It’s hard to call Ethan Johnson, a guy that’s seen the field in every game Notre Dame’s played since he came to campus in 2008, a disappointment. He tied for the team-lead in sacks as a freshman. He shifted inside to defensive tackle as a sophomore, again leading the team in sacks while playing undersized and over-matched physically. Sliding back to his natural 3-4 defensive end position last season in Bob Diaco’s new system, he finished second on the team in sacks with five, and fourth in tackles for loss.
Yet Johnson has been the poster-boy for the senior class, and encapsulates the Charlie Weis era at Notre Dame, where good recruiting only resulted in so-so results. Johnson was one of several crown jewels of the 2008 recruiting class. Even though an injury in high school robbed him of most of his senior season, Johnson was ranked the No. 2 strong-side defensive end in the country, behind only Clemson All-American DaQuan Bowers. With a depth chart lacking playmakers on the defensive line, Weis tried to develop his talented freshman on the fly, and Johnson never truly had the ability to develop physically.
“When we got here last year, Ethan was not squatting at all,” Brian Kelly said about his senior defensive end. “He played the year before I got here with no weight training in his lower body. I think you guys watched him, he was on the ground a lot flopping around. He is so much stronger physically from what he’s done on his own through our strength and conditioning program.”
Johnson playing before he was physically ready is hardly his own fault, but rather terms dictated by a lack of depth on the defensive line and a change-on-the-fly player development philosophy by a first time college coach. Likewise, Johnson’s inability to build on an impressive freshman season after entering Notre Dame with a lofty pedigree is a classic case on how not to develop blue-chip recruits.
“I have never really hung my hat on what recruiting sites say,” Johnson said earlier this week. “I’ve had three different defensive coordinators, three different position coaches. This is the first time I’ve gone into a system for two consecutive years and known what to expect. In that respect, we’re going to have a much more productive year because we’re not dealing with a new coaching staff and a new system.”

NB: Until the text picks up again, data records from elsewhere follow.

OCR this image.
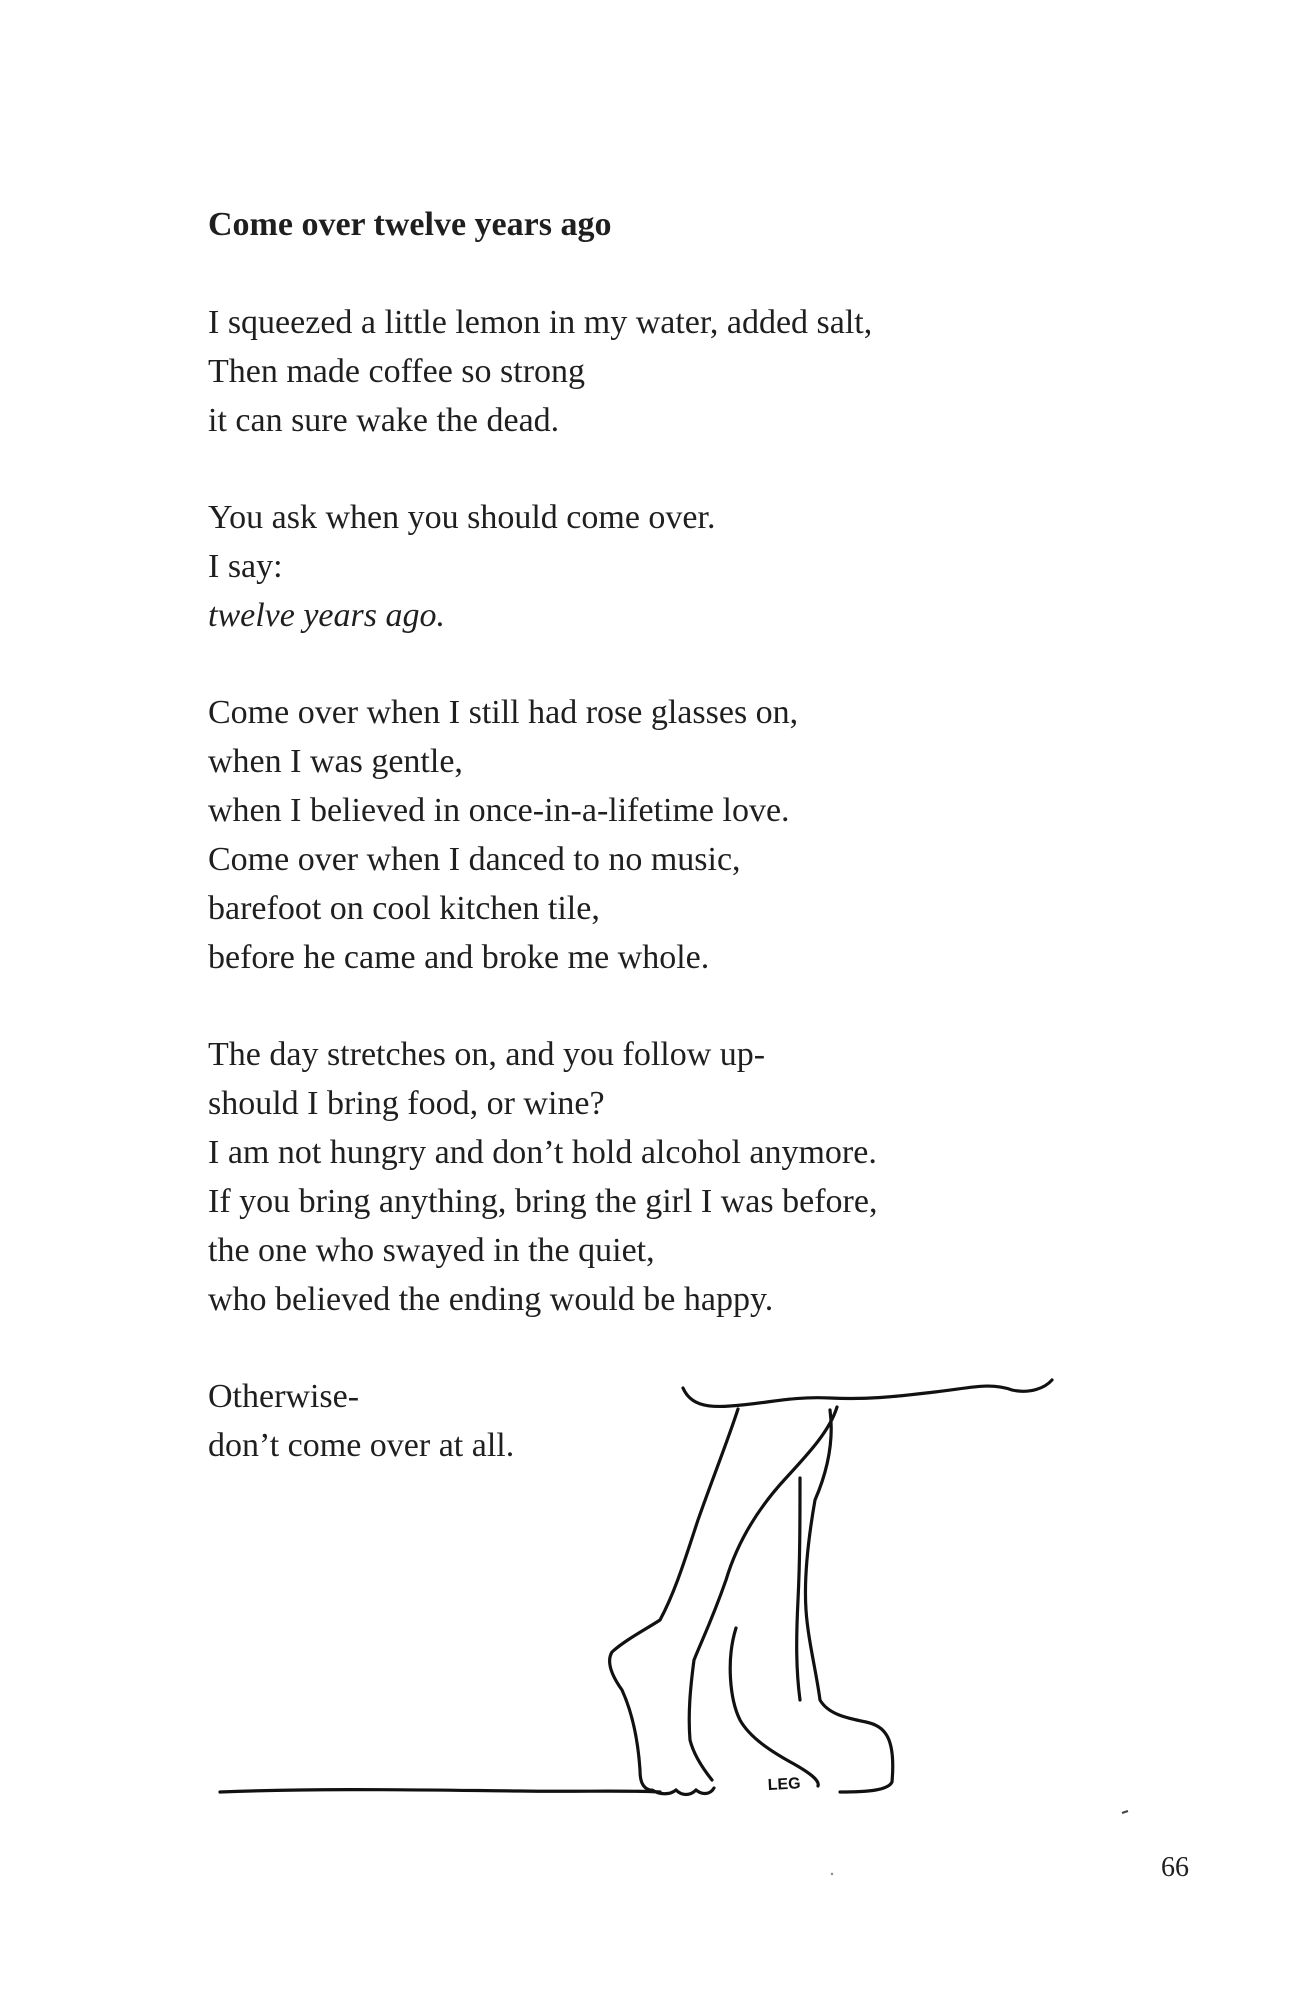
Come over twelve years ago

I squeezed a little lemon in my water, added salt,
Then made coffee so strong
it can sure wake the dead.

You ask when you should come over.
I say:
twelve years ago.

Come over when I still had rose glasses on,
when I was gentle,
when I believed in once-in-a-lifetime love.
Come over when I danced to no music,
barefoot on cool kitchen tile,
before he came and broke me whole.

The day stretches on, and you follow up-
should I bring food, or wine?
I am not hungry and don’t hold alcohol anymore.
If you bring anything, bring the girl I was before,
the one who swayed in the quiet,
who believed the ending would be happy.

Otherwise-
don’t come over at all.

LEG
66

Comfort in a system is only part of the equation. Johnson’s work in the weight room, where he’s added strength and weight to his frame, were big contributors to the defense’s resurgence down the stretch last season. More importantly, added depth will help both Johnson and Kapron Lewis-Moore be effective.
“Add the freshman to it and that allows those guys to take a blow here and there that we couldn’t give them last year,” Kelly said. “That’s why we had to activate Kona Schwenke, just to give those guys a blow. It’s on them first, but certainly having some depth is going to help them as well.”
Johnson’s put together an impressive career, even as a guy that was giving up strength and size to his opponents the last three seasons. With his senior season less than a month away, Irish fans will finally see what Johnson is capable of now that he’s physically ready.
Like many of his classmates, it’s better late than never.